When CERN travels abroad

For the first time the new CERN travelling exhibition has gone abroad. The venue is Torino, in Italy, where it is being shown at the Museum of Natural Science in the framework of the activities of the EuroScience Open Forum (ESOF 2010). Soon after the event, the exhibition will fly to Copenhagen.

The CERN traveling exhibition was inaugurated in 2009.

The new ‘Accelerating Science’ exhibition was inaugurated in 2009 as part of the celebrations to mark the 450th anniversary of the University of Geneva. “CERN’s travelling exhibition is an important tool for outreach in our Member states as it carries the main messages that constitute the backbone of the Laboratory’s education and communication policy”, explains Rolf Landua, head of the Education Group, which manages the exhibition. “The 2010 European Science Open Forum in Torino will gather a lot of experts and visitors from the general public who will be able to experience in an enjoyable way what we do and how we do it”.

View of the exhibition.

Covering more than 400 square metres, the exhibition has been designed to travel through the CERN Member States.
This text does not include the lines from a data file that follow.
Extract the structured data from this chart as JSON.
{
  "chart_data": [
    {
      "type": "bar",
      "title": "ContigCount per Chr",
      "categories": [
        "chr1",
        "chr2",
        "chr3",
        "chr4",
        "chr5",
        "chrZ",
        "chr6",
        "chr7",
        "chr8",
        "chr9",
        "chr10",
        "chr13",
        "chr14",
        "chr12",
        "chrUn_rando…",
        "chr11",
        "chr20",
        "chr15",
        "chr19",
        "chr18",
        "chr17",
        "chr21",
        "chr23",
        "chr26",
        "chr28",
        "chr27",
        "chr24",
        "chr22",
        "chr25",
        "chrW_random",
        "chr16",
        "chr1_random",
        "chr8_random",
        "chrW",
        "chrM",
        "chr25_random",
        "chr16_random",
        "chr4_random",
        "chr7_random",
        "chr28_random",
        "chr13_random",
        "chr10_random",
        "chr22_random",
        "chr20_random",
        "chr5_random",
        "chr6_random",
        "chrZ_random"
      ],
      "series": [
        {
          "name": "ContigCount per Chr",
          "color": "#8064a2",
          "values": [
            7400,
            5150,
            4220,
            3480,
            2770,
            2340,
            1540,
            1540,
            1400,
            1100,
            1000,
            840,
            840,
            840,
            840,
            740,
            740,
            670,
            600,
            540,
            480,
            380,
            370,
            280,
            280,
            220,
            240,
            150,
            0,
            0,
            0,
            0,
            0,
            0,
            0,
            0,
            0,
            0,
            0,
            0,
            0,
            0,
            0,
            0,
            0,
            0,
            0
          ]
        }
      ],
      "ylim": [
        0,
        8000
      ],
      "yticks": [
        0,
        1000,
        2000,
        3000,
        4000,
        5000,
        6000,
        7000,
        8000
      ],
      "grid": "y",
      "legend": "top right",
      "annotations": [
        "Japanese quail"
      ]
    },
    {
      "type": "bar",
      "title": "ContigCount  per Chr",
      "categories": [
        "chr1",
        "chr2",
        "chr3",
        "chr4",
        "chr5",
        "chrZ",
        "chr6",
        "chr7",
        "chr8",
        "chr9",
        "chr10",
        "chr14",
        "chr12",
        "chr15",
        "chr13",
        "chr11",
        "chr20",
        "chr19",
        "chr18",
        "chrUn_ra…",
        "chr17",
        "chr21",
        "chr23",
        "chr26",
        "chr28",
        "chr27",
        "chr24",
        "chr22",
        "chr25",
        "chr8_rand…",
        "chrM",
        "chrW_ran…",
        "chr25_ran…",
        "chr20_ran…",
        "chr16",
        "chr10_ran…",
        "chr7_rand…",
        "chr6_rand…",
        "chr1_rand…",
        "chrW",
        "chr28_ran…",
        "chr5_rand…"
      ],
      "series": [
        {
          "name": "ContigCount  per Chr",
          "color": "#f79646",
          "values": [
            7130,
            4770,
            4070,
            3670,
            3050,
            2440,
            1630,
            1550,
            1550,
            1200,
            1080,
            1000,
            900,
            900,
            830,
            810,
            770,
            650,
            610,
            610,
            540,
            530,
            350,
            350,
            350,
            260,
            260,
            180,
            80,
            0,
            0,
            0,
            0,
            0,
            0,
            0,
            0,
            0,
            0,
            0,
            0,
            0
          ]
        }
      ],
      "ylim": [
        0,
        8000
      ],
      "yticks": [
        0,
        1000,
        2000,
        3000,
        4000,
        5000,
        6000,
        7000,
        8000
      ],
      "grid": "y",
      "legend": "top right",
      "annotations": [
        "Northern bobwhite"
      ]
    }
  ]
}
It has a modular design based on five main zones. “Each zone carries a specific message: the first zone recounts the history of the Universe; the second zone takes the visitor to the world of elementary particles; the third one allows visitors to listen to some of the favourite mysteries of the Universe that motivate CERN scientists to do their research; the fourth one shows the scientific tools – LHC and the experiments – that we use. The last zone contains a brand-new exhibit featuring the link between fundamental physics and technological advances upon which mankind increasingly depends”, says Landua.

In Torino, CERN’s exhibition is installed in the Regional Museum for Natural Science, next to ‘The Invisible Wonder’ exhibition promoted by the Italian National Institute for Nuclear Research (INFN). Together, the two exhibitions make up the “Explorers of the Universe” exhibition area, which has been open to the public since April 14.

CERN’s exhibition is very popular and many requests are submitted to the Education Group from various institutions that would like to host it for their events. “The requestors are generally Science Museums or other communication stakeholders in the Member States. The selection of the venues is also based on the wish of CERN to be visible in some specific regions”, explains Rolf Landua. After Torino, Accelerating Science will set off to Copenhagen, where it will stay from August to December 2010. Possible venues for 2011 are Austria, France and Portugal.